Education lands near the top of the public’s list of issues every year during the legislative session–for good reason, of course. Economies and societies rely on an educated workforce. So, what is the state of education in our state? The bills being advanced this legislative session offer a few clues.
Senator Alvin Jackson is sponsoring SB104, which seeks to turn school board elections into partisan battles. Making elections partisan would surely bring irrelevant, distractive, or previously exhausted issues to the table. School board elections shouldn’t be about politics. Although I’ll concede that politics and individual opinion play a role in educational decisions, it should play a limited one and shouldn’t be subject to a letter next to a candidate’s name. A board member’s job is to ensure a quality education, free from partisan worrying.
Now for some educational reform legislation: SB60, sponsored by Senator Howard Stephenson.
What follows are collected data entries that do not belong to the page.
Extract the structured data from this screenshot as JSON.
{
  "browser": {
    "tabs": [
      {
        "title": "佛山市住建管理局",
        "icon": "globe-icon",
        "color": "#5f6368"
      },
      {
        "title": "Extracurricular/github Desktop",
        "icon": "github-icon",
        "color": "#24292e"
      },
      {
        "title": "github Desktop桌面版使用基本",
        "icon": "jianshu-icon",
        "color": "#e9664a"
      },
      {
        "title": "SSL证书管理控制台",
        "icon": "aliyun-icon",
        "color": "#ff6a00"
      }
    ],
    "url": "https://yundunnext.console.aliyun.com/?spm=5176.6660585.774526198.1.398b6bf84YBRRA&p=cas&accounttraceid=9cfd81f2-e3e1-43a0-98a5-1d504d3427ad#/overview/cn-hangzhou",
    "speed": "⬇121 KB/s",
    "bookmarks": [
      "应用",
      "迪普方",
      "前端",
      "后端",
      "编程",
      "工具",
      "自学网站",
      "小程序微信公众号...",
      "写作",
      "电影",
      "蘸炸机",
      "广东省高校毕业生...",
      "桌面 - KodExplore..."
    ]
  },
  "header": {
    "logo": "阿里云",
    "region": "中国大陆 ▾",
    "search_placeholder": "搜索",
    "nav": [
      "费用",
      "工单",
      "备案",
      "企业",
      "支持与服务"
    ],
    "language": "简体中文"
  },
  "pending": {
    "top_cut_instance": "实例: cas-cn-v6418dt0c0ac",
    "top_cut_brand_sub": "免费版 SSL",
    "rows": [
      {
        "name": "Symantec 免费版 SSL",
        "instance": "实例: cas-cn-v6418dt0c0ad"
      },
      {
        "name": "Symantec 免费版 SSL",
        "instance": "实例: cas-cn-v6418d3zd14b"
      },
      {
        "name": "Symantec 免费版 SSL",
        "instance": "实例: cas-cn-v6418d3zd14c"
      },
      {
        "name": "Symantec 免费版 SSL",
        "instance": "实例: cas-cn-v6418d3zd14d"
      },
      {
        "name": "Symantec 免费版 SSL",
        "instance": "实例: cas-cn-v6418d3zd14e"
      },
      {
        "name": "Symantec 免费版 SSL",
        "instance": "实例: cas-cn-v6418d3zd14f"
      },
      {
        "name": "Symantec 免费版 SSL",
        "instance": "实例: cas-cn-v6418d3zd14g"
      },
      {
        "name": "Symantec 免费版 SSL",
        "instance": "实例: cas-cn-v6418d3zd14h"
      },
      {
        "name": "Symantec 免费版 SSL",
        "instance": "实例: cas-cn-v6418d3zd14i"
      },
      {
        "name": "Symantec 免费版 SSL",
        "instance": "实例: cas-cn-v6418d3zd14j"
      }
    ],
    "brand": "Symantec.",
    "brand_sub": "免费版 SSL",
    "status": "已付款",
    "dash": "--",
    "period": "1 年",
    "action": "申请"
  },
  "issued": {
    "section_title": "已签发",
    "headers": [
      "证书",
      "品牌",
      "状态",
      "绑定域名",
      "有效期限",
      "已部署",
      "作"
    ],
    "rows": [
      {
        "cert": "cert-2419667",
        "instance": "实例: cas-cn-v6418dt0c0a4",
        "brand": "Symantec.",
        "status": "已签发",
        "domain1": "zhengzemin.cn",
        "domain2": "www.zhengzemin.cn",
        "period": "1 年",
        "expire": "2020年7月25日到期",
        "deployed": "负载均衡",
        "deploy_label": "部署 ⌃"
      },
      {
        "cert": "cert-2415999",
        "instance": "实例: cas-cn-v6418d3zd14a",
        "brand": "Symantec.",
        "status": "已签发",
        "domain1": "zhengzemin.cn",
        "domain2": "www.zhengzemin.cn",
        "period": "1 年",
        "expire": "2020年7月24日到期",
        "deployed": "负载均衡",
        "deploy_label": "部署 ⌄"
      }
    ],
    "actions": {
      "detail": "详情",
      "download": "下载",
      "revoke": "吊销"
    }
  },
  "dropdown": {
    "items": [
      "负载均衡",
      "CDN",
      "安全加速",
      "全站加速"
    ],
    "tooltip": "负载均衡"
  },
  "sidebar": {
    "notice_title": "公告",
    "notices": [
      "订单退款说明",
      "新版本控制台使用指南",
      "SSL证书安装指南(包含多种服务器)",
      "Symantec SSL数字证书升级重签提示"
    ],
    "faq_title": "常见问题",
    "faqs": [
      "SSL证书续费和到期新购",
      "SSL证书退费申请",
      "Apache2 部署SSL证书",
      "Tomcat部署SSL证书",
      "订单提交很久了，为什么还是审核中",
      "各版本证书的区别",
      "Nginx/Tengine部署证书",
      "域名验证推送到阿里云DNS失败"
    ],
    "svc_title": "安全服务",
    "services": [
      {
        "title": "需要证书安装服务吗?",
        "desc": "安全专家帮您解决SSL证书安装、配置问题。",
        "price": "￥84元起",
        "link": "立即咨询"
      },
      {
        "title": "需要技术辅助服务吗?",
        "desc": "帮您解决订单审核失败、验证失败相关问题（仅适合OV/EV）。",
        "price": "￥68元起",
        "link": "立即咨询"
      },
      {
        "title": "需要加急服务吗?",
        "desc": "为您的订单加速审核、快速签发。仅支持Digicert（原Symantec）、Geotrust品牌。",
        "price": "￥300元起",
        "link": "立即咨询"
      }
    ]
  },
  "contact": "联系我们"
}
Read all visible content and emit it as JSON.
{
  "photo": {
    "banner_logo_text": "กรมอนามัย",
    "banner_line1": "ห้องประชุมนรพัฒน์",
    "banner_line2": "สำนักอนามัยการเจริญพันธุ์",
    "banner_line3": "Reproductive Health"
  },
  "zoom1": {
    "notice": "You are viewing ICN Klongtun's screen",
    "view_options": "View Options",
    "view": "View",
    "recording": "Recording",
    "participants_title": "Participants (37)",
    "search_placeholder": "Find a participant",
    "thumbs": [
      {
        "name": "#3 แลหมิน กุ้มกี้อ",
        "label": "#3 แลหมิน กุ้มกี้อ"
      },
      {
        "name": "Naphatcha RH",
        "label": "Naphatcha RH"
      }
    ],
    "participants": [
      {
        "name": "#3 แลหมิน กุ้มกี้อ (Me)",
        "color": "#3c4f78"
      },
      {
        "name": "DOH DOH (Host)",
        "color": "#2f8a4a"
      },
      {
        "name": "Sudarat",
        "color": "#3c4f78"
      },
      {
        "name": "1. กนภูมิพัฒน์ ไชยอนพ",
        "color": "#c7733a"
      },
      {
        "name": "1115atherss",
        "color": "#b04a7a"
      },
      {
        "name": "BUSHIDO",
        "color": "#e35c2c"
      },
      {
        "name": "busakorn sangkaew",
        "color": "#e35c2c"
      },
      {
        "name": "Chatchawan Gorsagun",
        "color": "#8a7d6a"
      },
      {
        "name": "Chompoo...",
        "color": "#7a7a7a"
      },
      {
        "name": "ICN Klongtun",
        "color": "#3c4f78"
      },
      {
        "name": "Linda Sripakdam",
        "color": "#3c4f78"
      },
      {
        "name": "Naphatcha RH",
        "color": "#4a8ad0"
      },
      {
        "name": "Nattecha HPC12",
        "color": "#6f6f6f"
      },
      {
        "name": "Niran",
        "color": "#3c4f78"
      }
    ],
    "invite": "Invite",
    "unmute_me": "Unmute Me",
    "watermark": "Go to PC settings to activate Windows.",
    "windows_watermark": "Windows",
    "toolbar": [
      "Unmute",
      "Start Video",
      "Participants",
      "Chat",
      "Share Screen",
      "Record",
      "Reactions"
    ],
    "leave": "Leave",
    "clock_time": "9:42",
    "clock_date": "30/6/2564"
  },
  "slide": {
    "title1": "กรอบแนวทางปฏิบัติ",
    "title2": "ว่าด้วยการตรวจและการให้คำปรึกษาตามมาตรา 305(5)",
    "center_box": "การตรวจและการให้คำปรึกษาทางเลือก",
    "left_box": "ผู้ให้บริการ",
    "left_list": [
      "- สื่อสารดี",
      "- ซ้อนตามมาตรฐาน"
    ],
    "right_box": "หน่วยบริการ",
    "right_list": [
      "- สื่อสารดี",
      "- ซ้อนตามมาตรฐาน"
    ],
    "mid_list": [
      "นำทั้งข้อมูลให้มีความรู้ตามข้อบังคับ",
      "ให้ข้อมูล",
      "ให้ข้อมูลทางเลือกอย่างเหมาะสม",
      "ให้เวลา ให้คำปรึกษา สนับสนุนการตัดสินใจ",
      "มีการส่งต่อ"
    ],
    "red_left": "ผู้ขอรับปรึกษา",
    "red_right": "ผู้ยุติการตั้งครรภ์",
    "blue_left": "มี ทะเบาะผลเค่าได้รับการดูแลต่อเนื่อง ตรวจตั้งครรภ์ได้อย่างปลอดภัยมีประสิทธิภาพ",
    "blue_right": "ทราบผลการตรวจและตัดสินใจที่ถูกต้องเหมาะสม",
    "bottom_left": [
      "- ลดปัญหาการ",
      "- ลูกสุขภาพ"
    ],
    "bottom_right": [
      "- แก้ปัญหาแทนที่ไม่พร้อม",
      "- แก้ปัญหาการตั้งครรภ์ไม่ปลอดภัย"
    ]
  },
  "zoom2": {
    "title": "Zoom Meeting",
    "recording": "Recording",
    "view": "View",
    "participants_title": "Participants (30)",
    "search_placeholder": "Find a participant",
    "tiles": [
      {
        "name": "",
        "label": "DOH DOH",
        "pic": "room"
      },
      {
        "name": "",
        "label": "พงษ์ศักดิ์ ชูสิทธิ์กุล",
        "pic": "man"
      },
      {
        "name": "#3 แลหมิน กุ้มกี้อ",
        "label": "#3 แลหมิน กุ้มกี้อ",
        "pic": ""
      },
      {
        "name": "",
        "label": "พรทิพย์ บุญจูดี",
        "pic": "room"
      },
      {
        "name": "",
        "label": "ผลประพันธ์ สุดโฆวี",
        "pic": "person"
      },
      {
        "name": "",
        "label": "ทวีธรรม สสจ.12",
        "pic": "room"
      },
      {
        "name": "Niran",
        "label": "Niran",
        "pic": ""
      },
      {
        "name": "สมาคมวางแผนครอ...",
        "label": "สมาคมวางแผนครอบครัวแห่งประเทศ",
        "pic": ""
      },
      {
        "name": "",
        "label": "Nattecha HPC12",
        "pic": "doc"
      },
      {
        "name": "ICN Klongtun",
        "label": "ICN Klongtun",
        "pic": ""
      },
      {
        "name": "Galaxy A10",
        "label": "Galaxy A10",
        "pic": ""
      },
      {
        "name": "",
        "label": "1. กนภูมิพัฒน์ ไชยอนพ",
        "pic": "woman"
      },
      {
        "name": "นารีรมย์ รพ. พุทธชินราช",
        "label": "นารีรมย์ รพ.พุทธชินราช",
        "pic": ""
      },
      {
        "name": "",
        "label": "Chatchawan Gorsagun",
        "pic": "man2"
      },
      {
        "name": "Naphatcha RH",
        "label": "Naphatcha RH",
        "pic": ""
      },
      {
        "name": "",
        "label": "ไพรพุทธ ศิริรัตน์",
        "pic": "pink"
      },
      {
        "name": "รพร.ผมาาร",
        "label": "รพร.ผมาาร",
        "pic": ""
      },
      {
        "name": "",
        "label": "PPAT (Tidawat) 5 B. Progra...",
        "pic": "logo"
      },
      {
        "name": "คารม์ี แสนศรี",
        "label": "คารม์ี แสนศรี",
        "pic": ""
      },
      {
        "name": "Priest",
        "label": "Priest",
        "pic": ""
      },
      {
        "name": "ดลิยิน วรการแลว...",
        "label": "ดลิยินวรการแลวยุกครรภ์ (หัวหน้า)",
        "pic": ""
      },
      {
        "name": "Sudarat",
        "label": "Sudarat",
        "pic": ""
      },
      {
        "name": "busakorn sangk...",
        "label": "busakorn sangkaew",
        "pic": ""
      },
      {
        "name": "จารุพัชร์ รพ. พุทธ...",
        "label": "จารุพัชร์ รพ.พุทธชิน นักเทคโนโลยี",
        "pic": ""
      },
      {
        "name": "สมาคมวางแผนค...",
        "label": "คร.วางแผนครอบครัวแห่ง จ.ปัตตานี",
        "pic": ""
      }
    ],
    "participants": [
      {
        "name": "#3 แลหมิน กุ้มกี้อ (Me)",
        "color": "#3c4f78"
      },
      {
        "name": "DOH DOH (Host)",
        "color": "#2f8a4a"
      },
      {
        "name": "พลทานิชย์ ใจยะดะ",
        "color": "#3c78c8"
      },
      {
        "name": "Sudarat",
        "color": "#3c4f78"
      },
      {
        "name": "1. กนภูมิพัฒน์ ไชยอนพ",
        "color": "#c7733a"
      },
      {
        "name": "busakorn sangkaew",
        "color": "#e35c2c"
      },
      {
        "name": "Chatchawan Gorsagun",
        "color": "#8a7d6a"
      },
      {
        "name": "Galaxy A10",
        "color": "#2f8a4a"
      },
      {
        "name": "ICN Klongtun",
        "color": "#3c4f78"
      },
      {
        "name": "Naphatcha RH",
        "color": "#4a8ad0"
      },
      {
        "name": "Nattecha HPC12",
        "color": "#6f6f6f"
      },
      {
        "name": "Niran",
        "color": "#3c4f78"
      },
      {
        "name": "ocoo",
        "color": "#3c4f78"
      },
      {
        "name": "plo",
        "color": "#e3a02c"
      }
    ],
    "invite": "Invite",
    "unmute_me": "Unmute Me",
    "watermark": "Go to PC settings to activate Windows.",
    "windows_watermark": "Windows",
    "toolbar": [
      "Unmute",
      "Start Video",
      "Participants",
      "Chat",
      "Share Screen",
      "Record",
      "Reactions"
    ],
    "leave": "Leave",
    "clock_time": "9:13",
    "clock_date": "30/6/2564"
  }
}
This bill would require high school students to pass the US Civics test, currently administered to green card hopefuls, before being eligible for a diploma. While the stakes on this bill are low, the desire for more standardized testing is startling. Educators should be focused on holistically growing students, not finagling more rigidity into the curriculum. Surely there are education issues more deserving of legislative attention.
And while teacher salary and technological investment are certainly some of those issues, they are apparently not important enough to justify a .5% state income tax increase, according to the House Education Committee, which rejected Rep. Jack Draxler’s HB54. Rep. Dan McKay said that Draxler’s bill, which called for the tax hike, undermined the work done by appropriations. Really? Utah is dead last for dollars spent per pupil across the nation. Whether or not taxing is the answer for improving public education, it seems that Utah should get in line with others willing to invest more in their children’s futures.